Double-digit sales growth is the norm at Roembke Manufacturing & Design Inc., and the mold maker is determined to continue that trend by sticking to its proven game plan.
The strategy? Invest in the business, hire good people, utilize the advantages it has over its competitors and, most importantly, listen to its customers.
The mold maker also will gain some exposure at NPE 2015 where its tools are being used in two-shot production at two injection press makers' booths — for Milacron at W2703 and Engel at W1303.
Located in Ossian, south of Fort Wayne, Ind., Roembke spent more than $1 million last year on equipment to enhance or expand its capabilities, according to President Greg Roembke.
That included adding another Yasda mill for precision, high-speed hard milling to two existing machines at the site; replacing a graphite machine with a Roku high-speed mill to do all of its electro machining; and acquiring a Mitsubishi EDM to boost the firm's capacity.

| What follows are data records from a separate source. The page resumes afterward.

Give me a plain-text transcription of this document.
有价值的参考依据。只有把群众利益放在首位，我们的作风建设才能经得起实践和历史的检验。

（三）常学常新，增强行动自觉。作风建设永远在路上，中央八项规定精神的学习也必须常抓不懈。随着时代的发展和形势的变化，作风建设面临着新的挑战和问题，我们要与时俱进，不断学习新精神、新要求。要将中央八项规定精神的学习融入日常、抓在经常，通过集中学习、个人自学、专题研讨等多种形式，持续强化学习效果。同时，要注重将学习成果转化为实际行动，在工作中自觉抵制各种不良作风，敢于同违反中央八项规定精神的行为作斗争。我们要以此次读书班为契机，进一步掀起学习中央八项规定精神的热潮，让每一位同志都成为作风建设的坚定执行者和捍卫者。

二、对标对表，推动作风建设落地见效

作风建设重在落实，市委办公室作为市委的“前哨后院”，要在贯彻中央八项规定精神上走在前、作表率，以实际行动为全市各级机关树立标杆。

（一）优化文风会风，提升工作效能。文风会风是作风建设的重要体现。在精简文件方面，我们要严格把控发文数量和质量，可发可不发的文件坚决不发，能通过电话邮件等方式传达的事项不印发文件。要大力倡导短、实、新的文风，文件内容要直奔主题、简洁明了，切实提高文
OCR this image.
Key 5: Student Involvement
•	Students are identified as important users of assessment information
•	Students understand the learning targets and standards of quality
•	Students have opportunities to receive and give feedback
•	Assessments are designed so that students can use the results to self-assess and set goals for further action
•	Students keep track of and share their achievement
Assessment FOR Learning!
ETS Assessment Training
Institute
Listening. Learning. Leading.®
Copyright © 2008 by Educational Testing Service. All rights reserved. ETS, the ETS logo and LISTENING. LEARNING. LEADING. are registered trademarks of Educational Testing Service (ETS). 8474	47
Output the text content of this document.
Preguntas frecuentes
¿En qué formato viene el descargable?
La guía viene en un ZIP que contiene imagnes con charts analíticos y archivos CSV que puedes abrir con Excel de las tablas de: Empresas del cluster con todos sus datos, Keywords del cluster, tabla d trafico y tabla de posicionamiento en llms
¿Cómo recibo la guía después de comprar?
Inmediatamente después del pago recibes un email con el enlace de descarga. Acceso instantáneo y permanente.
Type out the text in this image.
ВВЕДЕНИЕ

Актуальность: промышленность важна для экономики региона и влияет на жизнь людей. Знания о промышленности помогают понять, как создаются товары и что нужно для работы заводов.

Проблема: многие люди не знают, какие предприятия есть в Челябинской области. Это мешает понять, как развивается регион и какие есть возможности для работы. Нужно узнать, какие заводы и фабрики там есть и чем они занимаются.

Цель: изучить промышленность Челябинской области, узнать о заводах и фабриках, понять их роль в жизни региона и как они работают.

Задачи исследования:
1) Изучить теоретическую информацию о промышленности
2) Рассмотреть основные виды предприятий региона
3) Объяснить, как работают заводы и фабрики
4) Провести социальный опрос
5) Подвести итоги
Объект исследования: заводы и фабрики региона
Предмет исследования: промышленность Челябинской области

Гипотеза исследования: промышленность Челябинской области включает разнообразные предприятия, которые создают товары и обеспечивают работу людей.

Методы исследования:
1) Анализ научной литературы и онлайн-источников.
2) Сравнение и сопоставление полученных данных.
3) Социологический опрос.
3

Overall, the machinery purchases increased the mold maker's capacity and/or capabilities, Roembke and Global Sales Manager Troy Smith said.
Automotive used to account for a majority of its business, but medical and health care, including tooling for liquid silicone rubber, now represent about 60 percent of revenue.
Reasons for growth
They needed the equipment because business has been good, Roembke said, and for several reasons.
“One of our big advantages compared with our competition is our physical size and capabilities,” the company president said. The firm's growth forced it to extend its delivery periods slightly, he said, but feedback from customers indicate Roembke Manufacturing “still is better by several weeks from a delivery standpoint than any of our competition, that we are aware of.”
The location in Ossian also is a big plus for the business in North America versus its biggest competitors, which are based overseas. “There's a high expense for our customers here if they do decide to have tooling built overseas,” Roembke said, “and longer delivery since it has to come over the water.” Additional costs of travel and time add up, too, he said.
Ossian is just two hours from Indianapolis, and three hours from Detroit or Chicago.
John Roembke started the business in 1977 at a 2,500-square-foot site outside of Ossian. Last year the transition to Greg Roembke's ownership was completed, when the son became majority shareholder.
Greg Roembke said he doesn't know of a better state in which to conduct business than Indiana.
“Not only from a business friendly state, but the ethics of our employees and the ability to find new employees when we need them,” he said. “Everybody has the challenge of finding new employees in this industry, but the advantage we have is the culture of people raised here, raised to work extremely hard.”
He said Roembke Manufacturing's employees are very loyal. “Our average years of service here is around 18 years, and I think our average age is still in the 40s. So not only do we have a work force that is extremely experienced, we also have a younger, in comparison, work force.”
That's a real plus for his company, Roembke said, because many mold makers are staffed by people with 20 or more years of experience, and “over the next five years or so they are going to have a lot of them retiring.”
Roembke said Indiana offers a strong pool of young people, in high school and college, who are willing and interested in his company's type of business. The company has increased its staff by about 15 percent in the past few years, to 48 employees.
“We may not have the sunshine of California or the pork of Austria, but we have everything else,” Roembke said.